Instability, increased domestic demand and underinvestment has hampered Libya’s gas deliveries abroad, according to Matteo Villa of the Milan-based ISPI think tank. New deals “are important in terms of image,” Villa said.

Also, because of Moscow’s war on Ukraine, Italy has moved to reduce dependence on Russian natural gas. Last year, Italy reduced imports by two-thirds, to 11 billion cubic meters.

Meloni is the top European official to visit oil-rich Libya since the country failed to hold presidential and parliamentary elections in December 2021. That prompted Libya’s east-based parliament to appoint a rival government after Dbeibah refused to step down.

Libya has for most of the past decade been ruled by rival governments—one based in the country’s east, and the other in Tripoli, in the west. The country descended into chaos following the 2011 NATO-backed uprising turned civil war that toppled and later killed longtime autocratic ruler Moammar Gadhafi.

Piantedosi’s presence during the visit signaled that migration is a top concern in Meloni’s trip. The interior minister has been spearheading the government’s crackdown on charity rescue boats operating off Libya, initially denying access to ports and more recently, assigning ports in northern Italy, requiring days of navigation.

At a joint news conference with Meloni later Saturday, Dbeibah said that Italy would provide five “fully equipped” boats to Libya’s coast guard to help stem the flow of migrants to the European shores.

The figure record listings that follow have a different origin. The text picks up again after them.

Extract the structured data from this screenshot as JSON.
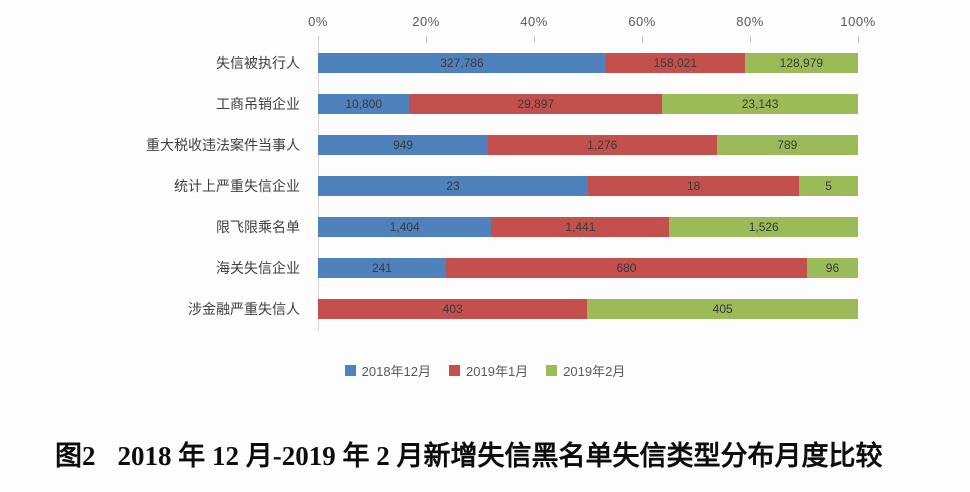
{
  "chart_data": {
    "type": "bar",
    "orientation": "horizontal",
    "stacked": true,
    "percent_stacked": true,
    "grid": false,
    "legend_position": "bottom",
    "x_ticks": [
      "0%",
      "20%",
      "40%",
      "60%",
      "80%",
      "100%"
    ],
    "xlim": [
      0,
      100
    ],
    "categories": [
      "失信被执行人",
      "工商吊销企业",
      "重大税收违法案件当事人",
      "统计上严重失信企业",
      "限飞限乘名单",
      "海关失信企业",
      "涉金融严重失信人"
    ],
    "series": [
      {
        "name": "2018年12月",
        "color": "#4f81bd",
        "values": [
          327786,
          10800,
          949,
          23,
          1404,
          241,
          0
        ]
      },
      {
        "name": "2019年1月",
        "color": "#c3504c",
        "values": [
          158021,
          29897,
          1276,
          18,
          1441,
          680,
          403
        ]
      },
      {
        "name": "2019年2月",
        "color": "#9bbb59",
        "values": [
          128979,
          23143,
          789,
          5,
          1526,
          96,
          405
        ]
      }
    ],
    "value_labels": [
      [
        "327,786",
        "10,800",
        "949",
        "23",
        "1,404",
        "241",
        ""
      ],
      [
        "158,021",
        "29,897",
        "1,276",
        "18",
        "1,441",
        "680",
        "403"
      ],
      [
        "128,979",
        "23,143",
        "789",
        "5",
        "1,526",
        "96",
        "405"
      ]
    ]
  },
  "caption": {
    "prefix": "图2",
    "text": "2018 年 12 月-2019 年 2 月新增失信黑名单失信类型分布月度比较"
  },
  "colors": {
    "axis_text": "#595959",
    "category_text": "#404040",
    "value_text": "#3a3a3a",
    "axis_line": "#d6d6d6"
  }
}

Alarm Phone, an activist network that helps bring rescuers to distressed migrants at sea, criticized Italy’s move to provide the patrol boats.

“While this is nothing new, it is worrying,” the group said in an email to The Associated Press. “This will inevitably lead to more people being abducted at sea and forced to return to places they had sought to escape from.”

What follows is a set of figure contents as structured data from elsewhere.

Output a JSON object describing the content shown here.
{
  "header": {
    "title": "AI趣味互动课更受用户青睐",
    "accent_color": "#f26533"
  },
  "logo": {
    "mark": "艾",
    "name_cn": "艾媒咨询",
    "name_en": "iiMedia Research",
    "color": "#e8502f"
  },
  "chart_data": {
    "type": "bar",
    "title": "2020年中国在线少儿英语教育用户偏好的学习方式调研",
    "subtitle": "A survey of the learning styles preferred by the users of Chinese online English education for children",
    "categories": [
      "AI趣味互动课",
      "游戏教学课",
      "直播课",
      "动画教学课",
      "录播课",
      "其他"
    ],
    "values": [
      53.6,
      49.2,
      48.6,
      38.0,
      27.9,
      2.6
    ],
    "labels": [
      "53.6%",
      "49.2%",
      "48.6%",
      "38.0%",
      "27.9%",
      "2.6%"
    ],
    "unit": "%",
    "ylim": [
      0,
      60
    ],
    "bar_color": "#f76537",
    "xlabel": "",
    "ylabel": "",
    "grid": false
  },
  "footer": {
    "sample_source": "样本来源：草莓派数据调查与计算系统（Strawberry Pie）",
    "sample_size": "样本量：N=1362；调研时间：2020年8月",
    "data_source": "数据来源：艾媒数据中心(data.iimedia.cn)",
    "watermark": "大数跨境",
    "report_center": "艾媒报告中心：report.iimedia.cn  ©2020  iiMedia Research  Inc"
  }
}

Jalel Harchaoui, a Libya expert and an associate fellow at the Royal United Services Institute, said that Meloni needs to show “some kind of a step-up, compared to her predecessor in terms of migration and energy policy in Libya.”

But “it will be difficult to improve upon Rome’s existing western Libya tactics, which have been chugging along,” he said.

The North African nation has also become a hub for African and Middle Eastern migrants seeking to travel to Europe, with Italy receiving tens of thousands every year.

Successive Italian governments and the European Union have supported the Libyan coast guard and militias loyal to Tripoli in hopes of curbing such perilous sea crossings.

The United Nations and rights groups, however, say those European policies leave migrants at the mercy of armed groups or confined in squalid detention centers rife with abuse.